On the brink of loss in Britain

The Radiant Way, by Margaret Drabble. New York: Alfred A. Knopf. 432 pp. $18.95. Margaret Drabble's latest novel, her first in seven years, is a sober, sad, very brave attempt to fix in the amber of fiction the uneasiness and uncertainty of life among the middle classes in Margaret Thatcher's England.

``The Radiant Way'' is the story of a generation nurtured on the promise of a brave new world, the solid foundations of which seem to have dissolved and melted into air. Its trio of heroines ``were not princesses ... not beautiful ... not rich. But they were young, and they had considerable wit.''

Liz, Alix, and Esther are intelligent, socially disadvantaged young women from the provinces who meet at Cambridge in the 1950s, when ``one of the surest ways forward'' for such women was ``not through Manchester, or Leeds, or Durham, or Bristol [``redbrick'' schools]; but through Oxford or Cambridge.''

The fate of these three, as we're told in the intrusive narrative style that Drabble has commended in Fielding and Thackeray and appropriated for her own work, ``should, therefore, be ... exemplary.''

Esther has carved out a niche as an art historian but remains unmarried, aloof, circumspect. Liz, a prosperous psychotherapist married to a television executive, sometimes feels like a scullery maid dressed up as a princess. Her marriage, which seems the very model of a modern partnership of separate-but-equals, is actually on the brink of dissolution.

And Alix, who has less of a social position but more of a social conscience, cannot help taking a slight satisfaction in Liz's plight.

Liz's sister, Shirley, still lives in the north, where she (rather than her professionally qualified sister) looks after their purportedly ``mad'' mother. Shirley's husband, Cliff, is a representative man of his time: ``Tory voter, small businessman, entrepreneur ... he continues to praise the government and to deride the left-wing Council which takes Meals on Wheels to his mother-in-law. He believes in the glamour, the logic, of the hard line. He is a desperately worried man. ... Occasionally ... it occurs to [him] that he may not, after all, be one of the fit.''

Alix and her husband, Brian, both trained to teach literature, have found no secure place and continue to drift from one unsuitable, uncertain job to the next. Brian still believes in the Labour cause, no matter how militant its means or futile its ends.

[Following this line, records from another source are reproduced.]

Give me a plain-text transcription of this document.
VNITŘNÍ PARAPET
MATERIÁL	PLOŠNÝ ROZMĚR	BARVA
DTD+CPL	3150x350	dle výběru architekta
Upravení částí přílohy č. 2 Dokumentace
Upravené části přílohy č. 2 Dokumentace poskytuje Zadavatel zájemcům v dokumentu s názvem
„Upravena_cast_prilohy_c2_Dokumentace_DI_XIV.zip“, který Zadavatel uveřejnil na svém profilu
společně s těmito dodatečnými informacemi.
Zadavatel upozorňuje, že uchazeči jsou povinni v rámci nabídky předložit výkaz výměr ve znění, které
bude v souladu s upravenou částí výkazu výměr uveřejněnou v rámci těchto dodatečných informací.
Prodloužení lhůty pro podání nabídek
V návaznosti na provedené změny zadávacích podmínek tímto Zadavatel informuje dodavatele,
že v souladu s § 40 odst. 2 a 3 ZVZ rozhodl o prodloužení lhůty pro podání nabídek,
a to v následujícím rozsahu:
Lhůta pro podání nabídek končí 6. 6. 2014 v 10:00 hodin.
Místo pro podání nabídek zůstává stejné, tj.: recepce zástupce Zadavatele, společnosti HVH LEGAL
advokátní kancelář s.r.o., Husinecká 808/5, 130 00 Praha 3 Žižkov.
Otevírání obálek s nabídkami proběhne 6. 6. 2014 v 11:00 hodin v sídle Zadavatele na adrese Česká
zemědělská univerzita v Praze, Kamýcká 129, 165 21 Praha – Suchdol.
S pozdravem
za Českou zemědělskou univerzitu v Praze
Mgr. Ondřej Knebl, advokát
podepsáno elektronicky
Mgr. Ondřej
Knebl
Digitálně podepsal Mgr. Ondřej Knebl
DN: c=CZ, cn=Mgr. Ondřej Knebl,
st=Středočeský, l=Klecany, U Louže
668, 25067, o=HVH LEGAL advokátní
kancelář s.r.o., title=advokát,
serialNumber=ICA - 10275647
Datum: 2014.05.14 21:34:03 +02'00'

Alix no longer shares his faith, but cannot bring herself to argue with him. At one point, she is moved to wonder, ``Where was a voice to speak for her, for England?''

Such is the character of this novel that Alix's question, read in context, seems poignant rather than pompous. Drabble has achieved a delicate balance between the private and public voices in describing a sense of loss that is personal as well as political.

True, the book has many flaws: The writing is loose and repetitive, the characterization often weak, the themes and story lacking a sharp focus. Yet there is something courageous about the way Drabble ventures into dangerously clich'ed territories - the three-women-who-met-at-college device; the rich-sister, poor-sister duo; the two nations, north and south theme - and invests them with the shimmer of genuine emotion.

Drabble wrote her Cambridge thesis on the poetry of Wordsworth. Like Wordsworth, she can be tedious and self-indulgent - even a little thick. Like him, she grew up in a time when it seemed ``bliss'' to be alive and ``to be young ... very Heaven.''

Like his generation, hers (and ours) has had the weight of political disillusionment added to the various burdens of personal loss, themes of ``The Prelude'' and ``Intimations of Immortality'' ode.

``The Radiant Way'' may lack the sublimity Wordsworth achieves in lines like ``What though the radiance which was once so bright/ Be now forever taken from my sight,'' - yet Drabble has something of his great power to make us feel.

Merle Rubin is a free-lance book reviewer.